Ferroptosis is a distinct iron-dependent form of regulated cell death that plays critical roles in cancer progression, neurodegenerative disorders, and immune regulation. Computational identification of ferroptosis-related proteins (FRPs) remains challenging due to the complex regulatory network of ferroptosis, the functional heterogeneity of FRPs, and the limited availability of experimentally validated data. Accurate and high-throughput prediction of FRPs is therefore urgently needed. To address these challenges, we propose FeroConCap, a novel deep learning framework that integrates fractal chaos game representation (FCGR) encoding, capsule networks, and supervised contrastive learning to capture hierarchical and spatial sequence dependencies associated with ferroptosis. The supervised contrastive strategy enhances intra-class compactness while increasing inter-class separability in the embedding space, leading to more robust and discriminative representations.

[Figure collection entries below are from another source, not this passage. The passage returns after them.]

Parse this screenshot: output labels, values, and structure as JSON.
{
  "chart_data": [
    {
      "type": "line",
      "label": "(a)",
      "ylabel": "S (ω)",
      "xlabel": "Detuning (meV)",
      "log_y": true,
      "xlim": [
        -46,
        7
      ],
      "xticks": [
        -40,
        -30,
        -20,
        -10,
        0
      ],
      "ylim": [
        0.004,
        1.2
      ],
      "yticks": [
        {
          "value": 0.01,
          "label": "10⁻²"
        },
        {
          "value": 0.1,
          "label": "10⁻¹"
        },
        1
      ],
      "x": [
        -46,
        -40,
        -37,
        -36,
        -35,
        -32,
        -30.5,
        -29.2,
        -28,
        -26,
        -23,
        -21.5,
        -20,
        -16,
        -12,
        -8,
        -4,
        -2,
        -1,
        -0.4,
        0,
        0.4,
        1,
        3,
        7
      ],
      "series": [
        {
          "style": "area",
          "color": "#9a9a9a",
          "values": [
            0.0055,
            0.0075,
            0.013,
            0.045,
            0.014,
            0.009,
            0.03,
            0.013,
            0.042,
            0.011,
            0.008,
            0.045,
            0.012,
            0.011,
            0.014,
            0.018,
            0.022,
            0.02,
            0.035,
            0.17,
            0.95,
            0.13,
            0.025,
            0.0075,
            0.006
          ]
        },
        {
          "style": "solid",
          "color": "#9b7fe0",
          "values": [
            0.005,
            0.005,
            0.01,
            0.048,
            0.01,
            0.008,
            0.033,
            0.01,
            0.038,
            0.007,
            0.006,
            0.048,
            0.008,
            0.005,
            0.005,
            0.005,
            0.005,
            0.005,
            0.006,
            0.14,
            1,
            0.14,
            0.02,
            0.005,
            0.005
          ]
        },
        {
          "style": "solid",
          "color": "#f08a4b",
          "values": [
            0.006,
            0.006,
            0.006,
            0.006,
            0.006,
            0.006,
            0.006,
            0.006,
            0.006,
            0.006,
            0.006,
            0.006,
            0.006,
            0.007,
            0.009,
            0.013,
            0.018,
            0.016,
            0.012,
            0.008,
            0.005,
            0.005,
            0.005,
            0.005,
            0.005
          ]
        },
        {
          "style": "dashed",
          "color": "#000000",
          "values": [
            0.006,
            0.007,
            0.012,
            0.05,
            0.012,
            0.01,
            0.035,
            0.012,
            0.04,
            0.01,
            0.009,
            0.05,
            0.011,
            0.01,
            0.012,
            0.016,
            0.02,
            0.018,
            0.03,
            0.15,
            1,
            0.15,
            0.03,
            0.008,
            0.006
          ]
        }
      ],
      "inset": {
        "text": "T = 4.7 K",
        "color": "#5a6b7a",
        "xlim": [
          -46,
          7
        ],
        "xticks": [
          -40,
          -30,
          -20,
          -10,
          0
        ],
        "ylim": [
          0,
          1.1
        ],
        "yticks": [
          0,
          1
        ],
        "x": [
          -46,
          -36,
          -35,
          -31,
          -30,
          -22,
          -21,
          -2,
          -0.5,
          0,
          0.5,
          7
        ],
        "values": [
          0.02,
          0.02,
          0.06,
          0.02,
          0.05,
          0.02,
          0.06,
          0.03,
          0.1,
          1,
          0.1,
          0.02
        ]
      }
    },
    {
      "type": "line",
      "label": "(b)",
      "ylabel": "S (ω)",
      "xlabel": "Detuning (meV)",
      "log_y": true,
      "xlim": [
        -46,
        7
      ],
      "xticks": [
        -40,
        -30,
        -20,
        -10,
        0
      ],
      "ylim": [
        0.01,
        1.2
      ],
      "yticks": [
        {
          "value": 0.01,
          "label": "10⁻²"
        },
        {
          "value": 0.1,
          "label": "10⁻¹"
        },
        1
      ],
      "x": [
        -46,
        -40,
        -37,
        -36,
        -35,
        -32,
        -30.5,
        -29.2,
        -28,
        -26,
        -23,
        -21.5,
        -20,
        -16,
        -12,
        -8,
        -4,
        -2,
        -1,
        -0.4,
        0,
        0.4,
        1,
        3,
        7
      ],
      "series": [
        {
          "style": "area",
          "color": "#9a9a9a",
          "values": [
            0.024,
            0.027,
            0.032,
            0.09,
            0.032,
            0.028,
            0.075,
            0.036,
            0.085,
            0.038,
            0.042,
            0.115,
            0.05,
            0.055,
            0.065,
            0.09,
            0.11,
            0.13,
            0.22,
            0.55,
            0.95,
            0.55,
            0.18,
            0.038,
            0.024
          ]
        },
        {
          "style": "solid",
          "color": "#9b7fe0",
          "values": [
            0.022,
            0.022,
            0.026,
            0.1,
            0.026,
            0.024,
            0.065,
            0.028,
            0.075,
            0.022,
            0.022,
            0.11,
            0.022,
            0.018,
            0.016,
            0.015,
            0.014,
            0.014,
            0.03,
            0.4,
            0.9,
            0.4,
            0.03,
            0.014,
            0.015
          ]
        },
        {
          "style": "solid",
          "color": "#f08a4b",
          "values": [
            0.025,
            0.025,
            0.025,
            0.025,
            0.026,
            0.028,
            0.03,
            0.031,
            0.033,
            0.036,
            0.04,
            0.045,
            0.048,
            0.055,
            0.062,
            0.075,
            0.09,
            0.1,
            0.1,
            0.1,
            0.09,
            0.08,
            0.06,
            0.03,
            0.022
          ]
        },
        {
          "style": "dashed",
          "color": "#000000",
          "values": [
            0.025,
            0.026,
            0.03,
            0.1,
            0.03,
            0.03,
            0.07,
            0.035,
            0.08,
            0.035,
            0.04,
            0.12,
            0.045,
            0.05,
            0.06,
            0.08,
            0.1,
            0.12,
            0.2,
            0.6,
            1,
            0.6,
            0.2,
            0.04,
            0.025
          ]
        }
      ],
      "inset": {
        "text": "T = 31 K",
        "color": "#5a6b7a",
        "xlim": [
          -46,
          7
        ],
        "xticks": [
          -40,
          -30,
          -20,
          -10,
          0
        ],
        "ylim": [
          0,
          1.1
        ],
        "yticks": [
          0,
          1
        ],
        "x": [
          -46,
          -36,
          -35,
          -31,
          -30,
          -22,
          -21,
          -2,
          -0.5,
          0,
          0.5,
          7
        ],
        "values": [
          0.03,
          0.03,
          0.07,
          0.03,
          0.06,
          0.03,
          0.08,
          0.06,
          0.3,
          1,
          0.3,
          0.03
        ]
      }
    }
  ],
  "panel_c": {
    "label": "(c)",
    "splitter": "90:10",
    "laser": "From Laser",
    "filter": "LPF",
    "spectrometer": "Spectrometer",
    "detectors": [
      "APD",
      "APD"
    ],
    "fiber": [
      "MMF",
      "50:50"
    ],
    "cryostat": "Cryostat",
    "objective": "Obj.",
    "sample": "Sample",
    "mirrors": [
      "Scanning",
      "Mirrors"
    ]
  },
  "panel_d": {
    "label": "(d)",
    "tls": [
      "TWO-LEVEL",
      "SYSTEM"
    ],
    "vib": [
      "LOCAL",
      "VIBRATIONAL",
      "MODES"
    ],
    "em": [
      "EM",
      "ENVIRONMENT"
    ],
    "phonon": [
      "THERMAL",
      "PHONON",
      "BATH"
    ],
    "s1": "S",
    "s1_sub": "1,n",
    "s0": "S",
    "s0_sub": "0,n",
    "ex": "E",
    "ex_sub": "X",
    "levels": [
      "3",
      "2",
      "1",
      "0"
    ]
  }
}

Using a benchmark dataset of 2298 non-redundant protein sequences, FeroConCap achieved state-of-the-art performance, with an accuracy of 95.65% and an MCC of 0.915, exceeding the current method by 4.13% in accuracy and 0.084 in MCC. Comprehensive ablation studies and feature visualization analyses further confirm that both FCGR encoding and the capsule architecture substantially contribute to performance improvement over traditional handcrafted descriptors. To facilitate practical applications, a user-friendly web server has been developed for efficient and large-scale FRP prediction, freely available at https://ycclab.cuhk.edu.cn/FeroConCap.

Scientific Contribution

This study introduces FeroConCap, a novel deep learning framework that enhances the identification of ferroptosis-related proteins. By integrating FCGR encoding with Capsule Networks and supervised contrastive learning, the method effectively captures complex sequence patterns, outperforming existing methods like FRP-XGBoost. This work provides a user-friendly web server, offering a robust tool for high-throughput screening in ferroptosis research and drug discovery.